What it is: The local model sees only the user question. No verified context is injected first.
Baseline local-model behavior on its own. Whether the model can answer plausibly without grounding.
Plausible but wrong answers. Omission on list or set questions. Refusal on precise statistical questions.
Baseline and debugging only. Raw results do not justify claims about domain usefulness. If you are tempted to publish a raw result as a domain capability claim, you are miscategorizing the experiment.
What it is: The local model sees the question plus verified domain context first. In TourAgent this means a deterministic answer seed, tool path, and evidence bundle injected into the prompt before the model responds.
Constrained local usefulness. Whether the model can produce a good user-facing answer when facts are already verified. The practical value of grounding without full workflow execution.
Good wording over a fixed validated surface, but no ability to go beyond it honestly. The model is a constrained answer renderer here, not an independent reasoner.
Grounded mode balances usability, rigor, and local feasibility. The model adds presentation quality on top of deterministic correctness. That is a real contribution without overclaiming what the model is doing.

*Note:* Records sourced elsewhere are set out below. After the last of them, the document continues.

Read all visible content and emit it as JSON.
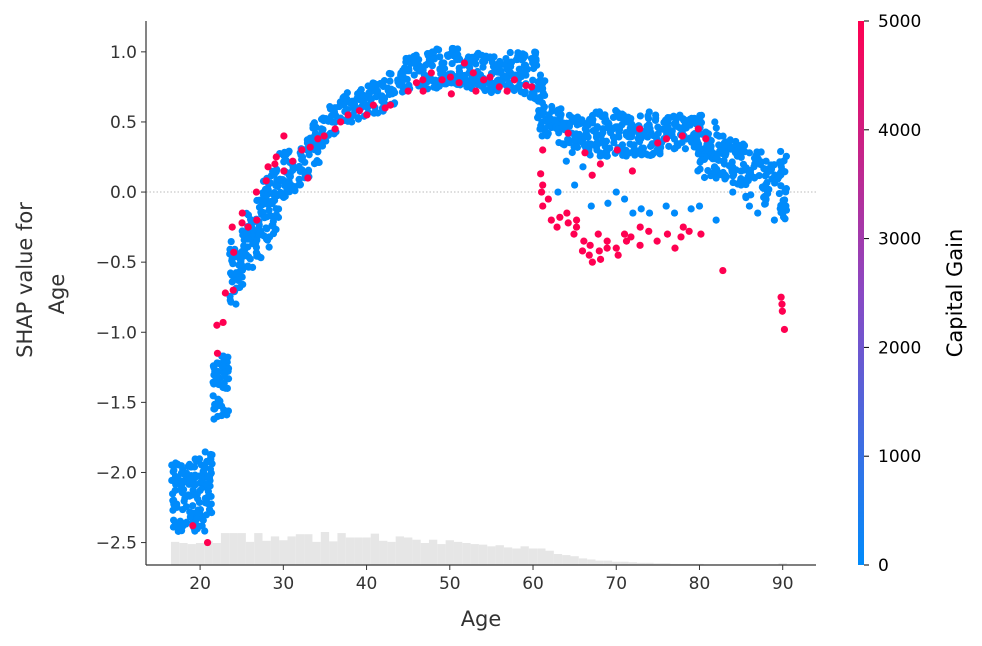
{
  "chart_data": {
    "type": "scatter",
    "title": "",
    "xlabel": "Age",
    "ylabel_lines": [
      "SHAP value for",
      "Age"
    ],
    "xlim": [
      13.5,
      94
    ],
    "ylim": [
      -2.66,
      1.22
    ],
    "xticks": [
      20,
      30,
      40,
      50,
      60,
      70,
      80,
      90
    ],
    "yticks": [
      1.0,
      0.5,
      0.0,
      -0.5,
      -1.0,
      -1.5,
      -2.0,
      -2.5
    ],
    "ytick_labels": [
      "1.0",
      "0.5",
      "0.0",
      "−0.5",
      "−1.0",
      "−1.5",
      "−2.0",
      "−2.5"
    ],
    "zero_line": true,
    "grid": false,
    "colorbar": {
      "label": "Capital Gain",
      "min": 0,
      "max": 5000,
      "ticks": [
        0,
        1000,
        2000,
        3000,
        4000,
        5000
      ],
      "color_low": "#008bfb",
      "color_high": "#ff0051"
    },
    "colors": {
      "low": "#008bfb",
      "high": "#ff0051",
      "histogram": "#e6e6e6",
      "axis": "#333333",
      "zero_line": "#bbbbbb"
    },
    "histogram": {
      "x": [
        17,
        18,
        19,
        20,
        21,
        22,
        23,
        24,
        25,
        26,
        27,
        28,
        29,
        30,
        31,
        32,
        33,
        34,
        35,
        36,
        37,
        38,
        39,
        40,
        41,
        42,
        43,
        44,
        45,
        46,
        47,
        48,
        49,
        50,
        51,
        52,
        53,
        54,
        55,
        56,
        57,
        58,
        59,
        60,
        61,
        62,
        63,
        64,
        65,
        66,
        67,
        68,
        69,
        70,
        71,
        72,
        73,
        74,
        75,
        76,
        77,
        78,
        79,
        80,
        81,
        82,
        83,
        84,
        85,
        86,
        87,
        88,
        89,
        90
      ],
      "counts": [
        42,
        40,
        38,
        40,
        44,
        40,
        58,
        58,
        58,
        42,
        58,
        44,
        52,
        45,
        52,
        56,
        56,
        42,
        60,
        43,
        58,
        50,
        50,
        50,
        57,
        44,
        42,
        52,
        50,
        46,
        40,
        46,
        38,
        45,
        42,
        40,
        38,
        37,
        34,
        36,
        32,
        30,
        34,
        30,
        30,
        26,
        20,
        18,
        16,
        12,
        10,
        8,
        8,
        6,
        6,
        5,
        4,
        4,
        3,
        3,
        2,
        2,
        2,
        2,
        1,
        1,
        1,
        1,
        1,
        1,
        1,
        1,
        1,
        3
      ]
    },
    "low_band": {
      "ages": [
        17,
        18,
        19,
        20,
        21,
        22,
        23,
        24,
        25,
        26,
        27,
        28,
        29,
        30,
        31,
        32,
        33,
        34,
        35,
        36,
        37,
        38,
        39,
        40,
        41,
        42,
        43,
        44,
        45,
        46,
        47,
        48,
        49,
        50,
        51,
        52,
        53,
        54,
        55,
        56,
        57,
        58,
        59,
        60,
        61,
        62,
        63,
        64,
        65,
        66,
        67,
        68,
        69,
        70,
        71,
        72,
        73,
        74,
        75,
        76,
        77,
        78,
        79,
        80,
        81,
        82,
        83,
        84,
        85,
        86,
        87,
        88,
        89,
        90
      ],
      "y_min": [
        -2.42,
        -2.42,
        -2.42,
        -2.42,
        -2.42,
        -1.62,
        -1.62,
        -0.8,
        -0.7,
        -0.58,
        -0.48,
        -0.4,
        -0.3,
        -0.05,
        0.0,
        0.05,
        0.1,
        0.2,
        0.3,
        0.4,
        0.48,
        0.5,
        0.52,
        0.53,
        0.55,
        0.57,
        0.6,
        0.7,
        0.72,
        0.73,
        0.73,
        0.74,
        0.75,
        0.75,
        0.75,
        0.74,
        0.73,
        0.72,
        0.71,
        0.7,
        0.7,
        0.7,
        0.68,
        0.66,
        0.4,
        0.4,
        0.35,
        0.3,
        0.28,
        0.28,
        0.26,
        0.25,
        0.25,
        0.24,
        0.25,
        0.25,
        0.26,
        0.25,
        0.27,
        0.28,
        0.3,
        0.3,
        0.32,
        0.15,
        0.1,
        0.12,
        0.08,
        0.05,
        0.05,
        -0.05,
        0.08,
        -0.15,
        0.05,
        -0.2
      ],
      "y_max": [
        -1.9,
        -1.95,
        -1.9,
        -1.9,
        -1.85,
        -1.2,
        -1.15,
        -0.35,
        -0.25,
        -0.15,
        -0.05,
        0.1,
        0.2,
        0.3,
        0.3,
        0.32,
        0.4,
        0.5,
        0.55,
        0.62,
        0.7,
        0.72,
        0.74,
        0.77,
        0.78,
        0.8,
        0.85,
        0.9,
        0.98,
        1.0,
        1.0,
        1.02,
        1.02,
        1.03,
        1.03,
        1.02,
        1.0,
        0.98,
        0.97,
        0.96,
        1.02,
        1.0,
        1.0,
        1.0,
        0.85,
        0.65,
        0.6,
        0.55,
        0.55,
        0.55,
        0.55,
        0.58,
        0.56,
        0.6,
        0.56,
        0.55,
        0.55,
        0.58,
        0.55,
        0.55,
        0.55,
        0.55,
        0.55,
        0.55,
        0.52,
        0.5,
        0.42,
        0.38,
        0.35,
        0.18,
        0.3,
        0.18,
        0.2,
        0.3
      ]
    },
    "high_points": [
      [
        21,
        -2.5
      ],
      [
        19,
        -2.38
      ],
      [
        22,
        -1.15
      ],
      [
        22,
        -0.95
      ],
      [
        23,
        -0.93
      ],
      [
        23,
        -0.72
      ],
      [
        24,
        -0.7
      ],
      [
        24,
        -0.43
      ],
      [
        24,
        -0.25
      ],
      [
        25,
        -0.15
      ],
      [
        25,
        -0.22
      ],
      [
        26,
        -0.25
      ],
      [
        27,
        -0.2
      ],
      [
        27,
        0.0
      ],
      [
        28,
        0.08
      ],
      [
        28,
        0.18
      ],
      [
        29,
        0.2
      ],
      [
        29,
        0.25
      ],
      [
        30,
        0.4
      ],
      [
        30,
        0.15
      ],
      [
        31,
        0.22
      ],
      [
        32,
        0.3
      ],
      [
        33,
        0.32
      ],
      [
        33,
        0.1
      ],
      [
        34,
        0.38
      ],
      [
        35,
        0.4
      ],
      [
        36,
        0.45
      ],
      [
        37,
        0.5
      ],
      [
        38,
        0.55
      ],
      [
        39,
        0.58
      ],
      [
        40,
        0.55
      ],
      [
        41,
        0.62
      ],
      [
        42,
        0.6
      ],
      [
        43,
        0.62
      ],
      [
        45,
        0.72
      ],
      [
        46,
        0.78
      ],
      [
        47,
        0.8
      ],
      [
        48,
        0.85
      ],
      [
        49,
        0.8
      ],
      [
        50,
        0.82
      ],
      [
        51,
        0.78
      ],
      [
        52,
        0.92
      ],
      [
        53,
        0.85
      ],
      [
        54,
        0.8
      ],
      [
        55,
        0.82
      ],
      [
        56,
        0.75
      ],
      [
        57,
        0.72
      ],
      [
        58,
        0.8
      ],
      [
        59,
        0.76
      ],
      [
        60,
        0.75
      ],
      [
        47,
        0.72
      ],
      [
        50,
        0.7
      ],
      [
        53,
        0.72
      ],
      [
        61,
        0.3
      ],
      [
        61,
        0.0
      ],
      [
        61,
        -0.1
      ],
      [
        61,
        0.13
      ],
      [
        61,
        0.05
      ],
      [
        62,
        -0.05
      ],
      [
        62,
        -0.2
      ],
      [
        63,
        -0.25
      ],
      [
        63,
        -0.18
      ],
      [
        64,
        -0.22
      ],
      [
        64,
        -0.15
      ],
      [
        65,
        -0.2
      ],
      [
        65,
        -0.25
      ],
      [
        65,
        -0.3
      ],
      [
        66,
        -0.35
      ],
      [
        66,
        -0.42
      ],
      [
        67,
        -0.45
      ],
      [
        67,
        -0.5
      ],
      [
        67,
        -0.38
      ],
      [
        68,
        -0.3
      ],
      [
        68,
        -0.42
      ],
      [
        68,
        -0.48
      ],
      [
        69,
        -0.4
      ],
      [
        69,
        -0.35
      ],
      [
        70,
        -0.45
      ],
      [
        70,
        -0.4
      ],
      [
        71,
        -0.35
      ],
      [
        71,
        -0.3
      ],
      [
        72,
        -0.32
      ],
      [
        73,
        -0.25
      ],
      [
        73,
        -0.38
      ],
      [
        74,
        -0.28
      ],
      [
        75,
        -0.35
      ],
      [
        76,
        -0.3
      ],
      [
        77,
        -0.4
      ],
      [
        78,
        -0.32
      ],
      [
        78,
        -0.25
      ],
      [
        79,
        -0.28
      ],
      [
        80,
        -0.3
      ],
      [
        64,
        0.42
      ],
      [
        66,
        0.28
      ],
      [
        67,
        0.12
      ],
      [
        68,
        0.2
      ],
      [
        70,
        0.3
      ],
      [
        72,
        0.15
      ],
      [
        73,
        0.45
      ],
      [
        75,
        0.35
      ],
      [
        76,
        0.38
      ],
      [
        78,
        0.4
      ],
      [
        80,
        0.45
      ],
      [
        81,
        0.38
      ],
      [
        83,
        -0.56
      ],
      [
        90,
        -0.75
      ],
      [
        90,
        -0.8
      ],
      [
        90,
        -0.85
      ],
      [
        90,
        -0.98
      ]
    ],
    "low_outliers": [
      [
        63,
        0.0
      ],
      [
        65,
        0.05
      ],
      [
        67,
        -0.1
      ],
      [
        69,
        -0.08
      ],
      [
        70,
        0.0
      ],
      [
        71,
        -0.05
      ],
      [
        72,
        -0.15
      ],
      [
        73,
        -0.12
      ],
      [
        74,
        -0.15
      ],
      [
        76,
        -0.1
      ],
      [
        77,
        -0.15
      ],
      [
        79,
        -0.12
      ],
      [
        80,
        -0.1
      ],
      [
        82,
        -0.2
      ],
      [
        84,
        0.0
      ],
      [
        85,
        0.05
      ],
      [
        86,
        -0.1
      ],
      [
        87,
        -0.15
      ],
      [
        88,
        -0.05
      ],
      [
        89,
        -0.2
      ],
      [
        90,
        -0.15
      ],
      [
        86,
        0.28
      ],
      [
        88,
        0.22
      ],
      [
        85,
        0.15
      ],
      [
        83,
        0.2
      ],
      [
        82,
        0.1
      ],
      [
        64,
        0.22
      ],
      [
        66,
        0.18
      ]
    ]
  }
}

What it is: The system returns an answer from a validated precomputed answer layer. No live tool execution happens at answer time.
Stable validated answer availability. Repeatable presentation of a frozen or overlaid answer surface.
Overclaim if presented as though tools are running live. An artifact answer is fast and stable precisely because it is not running live — that is a feature, not a limitation, but it must be declared.
Stable demonstrations, presentations, frozen validation surfaces. The TourAgent CLI --mode agent flag is actually artifact mode — the internal implementation label and the audience-facing label are deliberately separated.
What it is: The local model operates inside a deterministic workflow. That can include tools, file reads, validation checks, logging, and artifact preservation. The model is one step in a traceable pipeline, not a freeform answerer.
Workflow capability under controlled local constraints. This is the strongest local claim among the current modes — the most meaningful one for capability claims because it shows the model contributing usefully inside a real deterministic system.
Slow recovery on multi-step tasks. Higher scaffolding cost even when the final answer is correct. This mode earns the most trust but costs the most execution time.
When traceability matters. When the answer will be saved as an artifact. When the user needs to know exactly which tools ran and what evidence supported the answer.
For external explanation, the cleanest wording for talks, papers, and demos:
| Internal label | Plain-language equivalent |
|---|---|
raw |
Model alone |
grounded |
Model plus verified context |
artifact |
Validated answer layer |
implementation_agent |
Controlled local workflow |
The internal labels match the CLI flags. The plain-language equivalents are for external communication. Use both consistently — the internal labels preserve technical precision; the audience labels preserve clarity.